"The number of Redis client connections has been down" problem solving

Last Update:2016-09-14 Source: Internet

Author: User

Tags cassandra redis server

Developer on Alibaba Coud: Build your first app with APIs, SDKs, and tutorials on the Alibaba Cloud. Read more ＞

[Problem on line] "The number of Redis client connections has been down" solution

Some time ago, the new Redis cache Service was launched, ready to replace the Memcached.

Why would you want to replace Memcached?

The reason is that the business data is compressed list-type data , and the cache holds the latest 3,000 data . For the new data append operation , it needs to be disassembled into [get + unzip + append + Zip + set] 5 steps. If the list length is at O (1k) level, it takes at least 50ms+. In a concurrency environment, there is a " Data update overlay problem " because the append operation is not atomic . (This problem is really on the line)

For the " append operation is not an atomic operation " issue, we started to investigate which distributed cache solutions that could solve the problem while satisfying the business data type .

Currently, some of the Key-value distributed cache systems commonly used in the industry are as follows:

Redis
Memcached
Cassandra
Tokyo Tyrant (Tokyo Cabinet)

Reference from:

Technical architecture Recommendations for 2010 –tim Yang
From distributed caches to in-memory data grids
Cassandra vs MongoDB vs CouchDB vs Redis vs Riak vs HBase vs Couchbase vs Orientdb vs Aerospike vs Hypertable vs ELASTICSE Arch vs Accumulo vs Voltdb vs Scalaris comparison

Through comparison and screening analysis, we finally chose Redis. There are several reasons for this:

Redis is a key-value cache and Storage (store ) system (now we only use it for caching , not for DB, data stored in Cassandra)
Support for rich data Structures , list is dedicated to the storage of lists , the default by the operation of time sorting. Sorted Set can sort elements by fractions , which is a generalized concept that can be time or score . Secondly, its rich data structure provides a great convenience for future expansion.
All the operations provided are atomic, providing a natural escort for concurrency.
Ultra-fast performance , see its official performance test "How fast is Redis?"
Having a more mature Java client-Jedis, like Sina Weibo, is all about using it as a client. (The official recommended clients)

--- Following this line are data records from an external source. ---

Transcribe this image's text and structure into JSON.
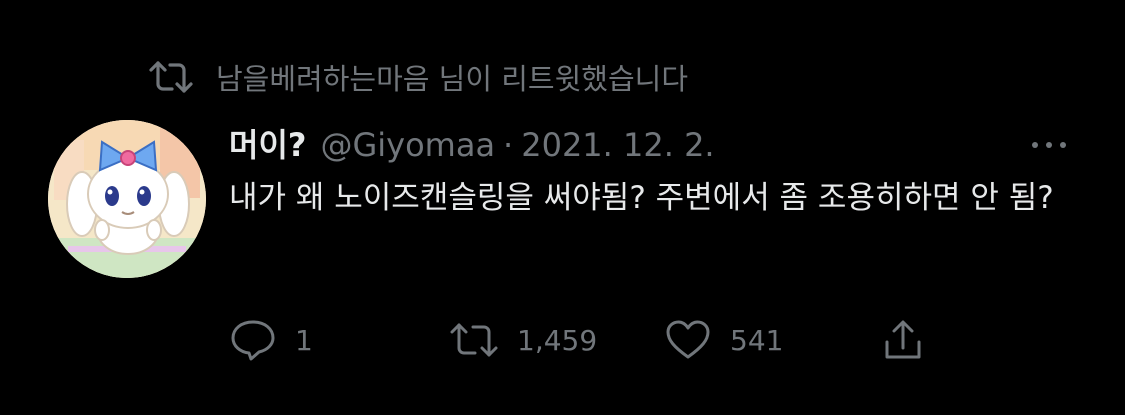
{
  "retweet_context": {
    "text": "남을베려하는마음 님이 리트윗했습니다",
    "icon": "retweet-icon"
  },
  "tweet": {
    "display_name": "머이?",
    "handle": "@Giyomaa",
    "separator": "·",
    "date": "2021. 12. 2.",
    "text": "내가 왜 노이즈캔슬링을 써야됨? 주변에서 좀 조용히하면 안 됨?",
    "avatar_icon": "avatar-character-image"
  },
  "actions": {
    "reply_count": "1",
    "retweet_count": "1,459",
    "like_count": "541"
  },
  "colors": {
    "background": "#000000",
    "text": "#e7e9ea",
    "secondary": "#71767b"
  }
}
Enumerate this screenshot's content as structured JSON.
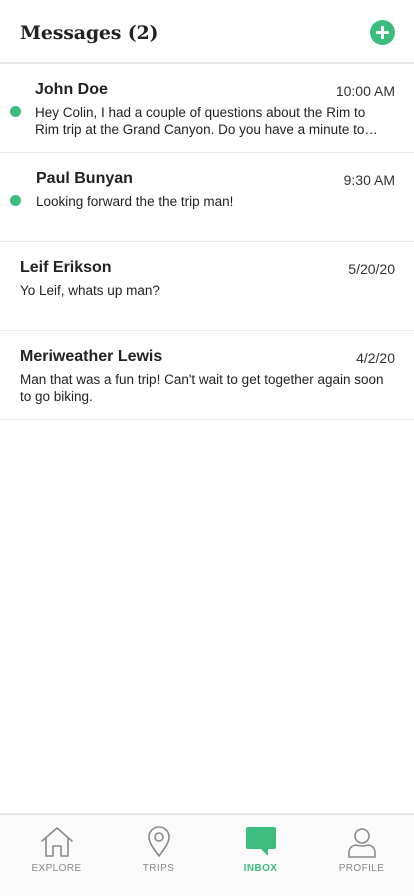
{
  "header": {
    "title": "Messages (2)"
  },
  "messages": [
    {
      "sender": "John Doe",
      "time": "10:00 AM",
      "preview": "Hey Colin, I had a couple of questions about the Rim to Rim trip at the Grand Canyon. Do you have a minute to talk?",
      "unread": true
    },
    {
      "sender": "Paul Bunyan",
      "time": "9:30 AM",
      "preview": "Looking forward the the trip man!",
      "unread": true
    },
    {
      "sender": "Leif Erikson",
      "time": "5/20/20",
      "preview": "Yo Leif, whats up man?",
      "unread": false
    },
    {
      "sender": "Meriweather Lewis",
      "time": "4/2/20",
      "preview": "Man that was a fun trip! Can't wait to get together again soon to go biking.",
      "unread": false
    }
  ],
  "tabs": [
    {
      "label": "EXPLORE",
      "icon": "home-icon",
      "active": false
    },
    {
      "label": "TRIPS",
      "icon": "map-pin-icon",
      "active": false
    },
    {
      "label": "INBOX",
      "icon": "chat-bubble-icon",
      "active": true
    },
    {
      "label": "PROFILE",
      "icon": "user-icon",
      "active": false
    }
  ],
  "colors": {
    "accent": "#3dbd7d",
    "inactive": "#8a8a8a",
    "text": "#222222"
  }
}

Wordy some other things, now to the right.

As the Redis service goes online, it pays close attention to some of the key monitoring metrics for Redis (clients: client Connections , memory,stats: Number of commands executed per second by the server, commandstats: Execution statistics for some key commands,Redis.error.log: Exception Log ). (Refer to "Redis Monitoring scheme")

At around 5 o'clock in the afternoon, it was observed that the number of "client connections " had been growing, exceeding 2000 (see), even reducing it by one or two. But the application of the QPS is around 10, and the online application server no more than 10 units . Supposedly, the server will certainly not have such a high number of connections, certainly where the use of the problem.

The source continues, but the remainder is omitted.